Electronic Journal of Differential Equations,
Vol. 2006(2006), No. 63, pp. 1-13.
Title: Existence of solutions for some nonlinear elliptic equations
Authors: Aomar Anane (Univ. Mohammed 1er, Oujda, Maroc)
Omar Chakrone (Univ. Mohammed 1er, Oujda, Maroc)
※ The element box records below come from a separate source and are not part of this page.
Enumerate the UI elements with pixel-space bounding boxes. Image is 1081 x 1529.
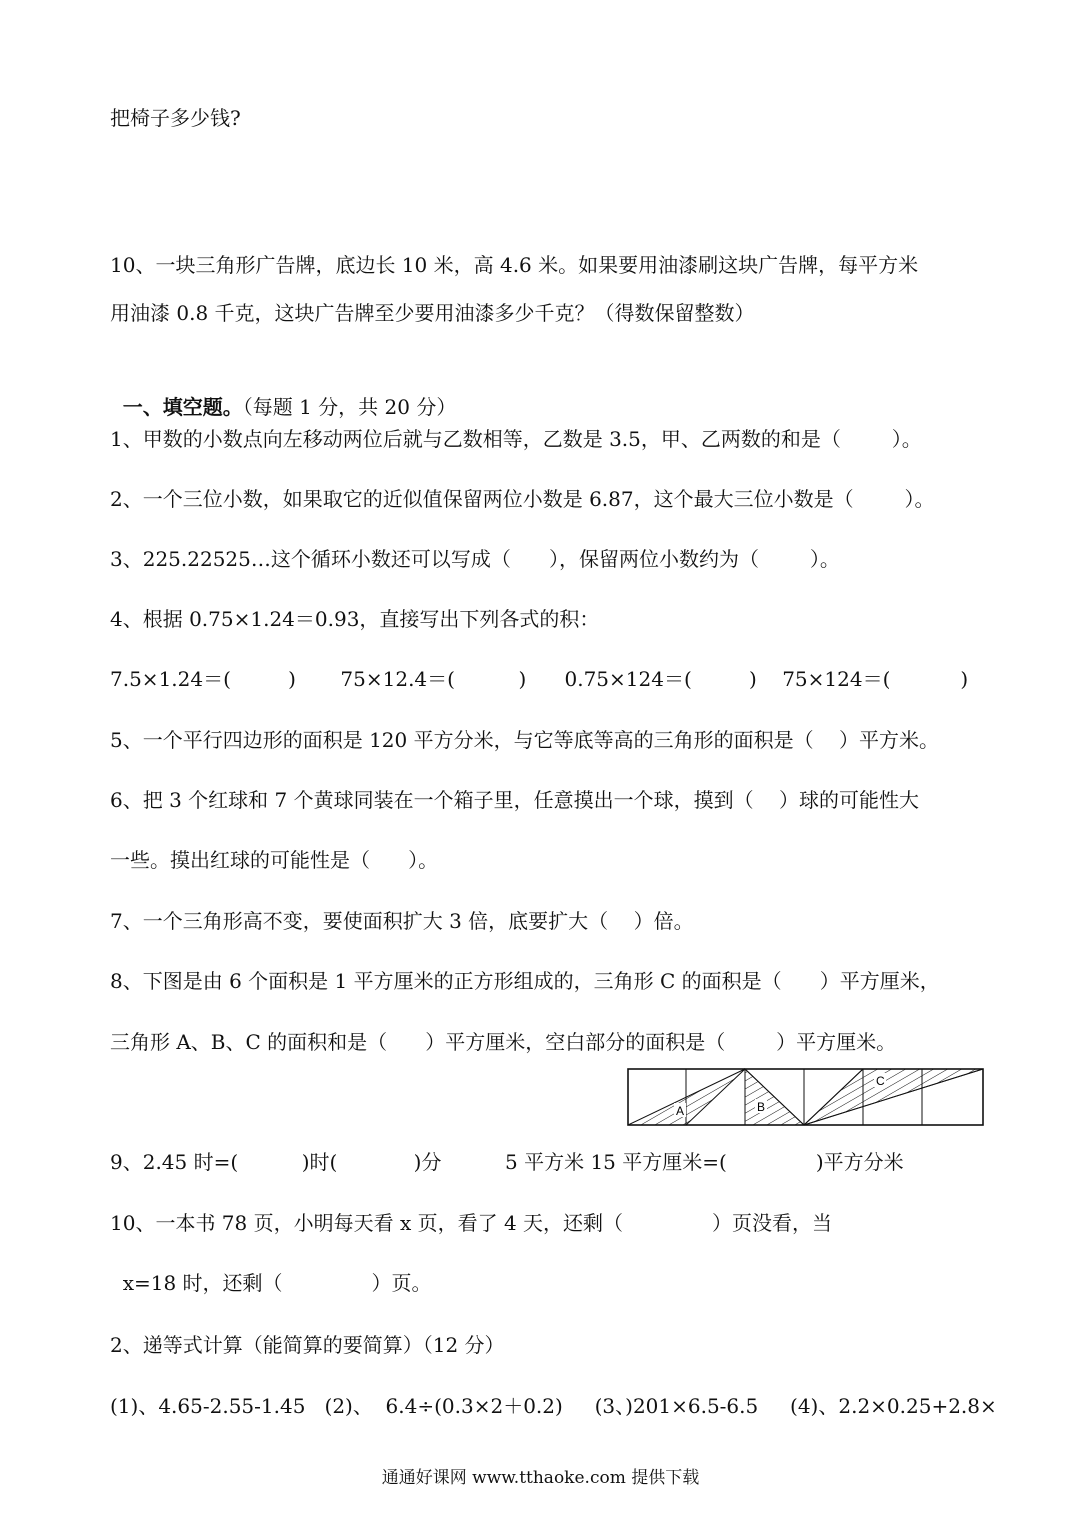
section-heading xyxy=(110,365,456,421)
calc-heading: 2、递等式计算（能简算的要简算）（12 分） xyxy=(110,1333,505,1357)
fill-q1: 1、甲数的小数点向左移动两位后就与乙数相等，乙数是 3.5，甲、乙两数的和是（ ）。 xyxy=(110,427,922,451)
fill-q8-part1: 8、下图是由 6 个面积是 1 平方厘米的正方形组成的，三角形 C 的面积是（ ）平方厘米， xyxy=(110,969,940,993)
calc-items: (1)、4.65-2.55-1.45 (2)、 6.4÷(0.3×2＋0.2) (3、)201×6.5-6.5 (4)、2.2×0.25+2.8× xyxy=(110,1394,997,1418)
fill-q8-part2: 三角形 A、B、C 的面积和是（ ）平方厘米，空白部分的面积是（ ）平方厘米。 xyxy=(110,1030,897,1054)
fill-q4-items: 7.5×1.24＝( ) 75×12.4＝( ) 0.75×124＝( ) 75×124＝( ) xyxy=(110,667,969,691)
label-b: B xyxy=(757,1100,766,1114)
label-c: C xyxy=(876,1074,885,1088)
fill-q4: 4、根据 0.75×1.24＝0.93，直接写出下列各式的积： xyxy=(110,607,600,631)
fill-q10-part2: x=18 时，还剩（ ）页。 xyxy=(110,1271,432,1295)
line-q10-part1: 10、一块三角形广告牌，底边长 10 米，高 4.6 米。如果要用油漆刷这块广告牌，每平方米 xyxy=(110,253,919,277)
fill-q2: 2、一个三位小数，如果取它的近似值保留两位小数是 6.87，这个最大三位小数是（ ）。 xyxy=(110,487,935,511)
label-a: A xyxy=(676,1104,685,1118)
fill-q3: 3、225.22525…这个循环小数还可以写成（ ），保留两位小数约为（ ）。 xyxy=(110,547,840,571)
page-footer: 通通好课网 www.tthaoke.com 提供下载 xyxy=(381,1468,700,1488)
line-chair-question: 把椅子多少钱? xyxy=(110,106,241,130)
fill-q6-part2: 一些。摸出红球的可能性是（ ）。 xyxy=(110,848,439,872)
line-q10-part2: 用油漆 0.8 千克，这块广告牌至少要用油漆多少千克？（得数保留整数） xyxy=(110,301,755,325)
section-note: （每题 1 分，共 20 分） xyxy=(242,395,457,419)
fill-q7: 7、一个三角形高不变，要使面积扩大 3 倍，底要扩大（ ）倍。 xyxy=(110,909,694,933)
fill-q9: 9、2.45 时=( )时( )分 5 平方米 15 平方厘米=( )平方分米 xyxy=(110,1150,904,1174)
fill-q10-part1: 10、一本书 78 页，小明每天看 x 页，看了 4 天，还剩（ ）页没看，当 xyxy=(110,1211,833,1235)
fill-q6-part1: 6、把 3 个红球和 7 个黄球同装在一个箱子里，任意摸出一个球，摸到（ ）球的可能性大 xyxy=(110,788,920,812)
section-title: 一、填空题。 xyxy=(122,395,243,419)
squares-triangles-figure xyxy=(627,1068,985,1128)
fill-q5: 5、一个平行四边形的面积是 120 平方分米，与它等底等高的三角形的面积是（ ）平方米。 xyxy=(110,728,940,752)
Mohammed Chehabi (Univ. Mohammed 1er, Oujda, Maroc)
Abstract:
In this paper, we study the existence of solutions to the following
nonlinear elliptic problem in a bounded subset $\Omega$ of
$\mathbb{R}^{N}$:
$$\displaylines{
-\Delta _{p}u = f(x,u,\nabla u)+\mu \quad \hbox{in } \Omega ,\cr
u = 0 \quad \hbox{on }\partial \Omega ,
}$$
where $\mu $ is a Radon measure on $\Omega $ which is zero on
sets of $p$-capacity zero,
$f:\Omega \times \mathbb{R}\times \mathbb{R} ^{N}\to \mathbb{R}$
is a Caratheodory function that satisfies certain
conditions with respect to the one dimensional spectrum.
Submitted January 23, 2006. Published May 19,2006.
Math Subject Classifications: 35J15, 35J70, 35J85.
Key Words: Boundary value problem; truncation; p-Laplacian; spectrum.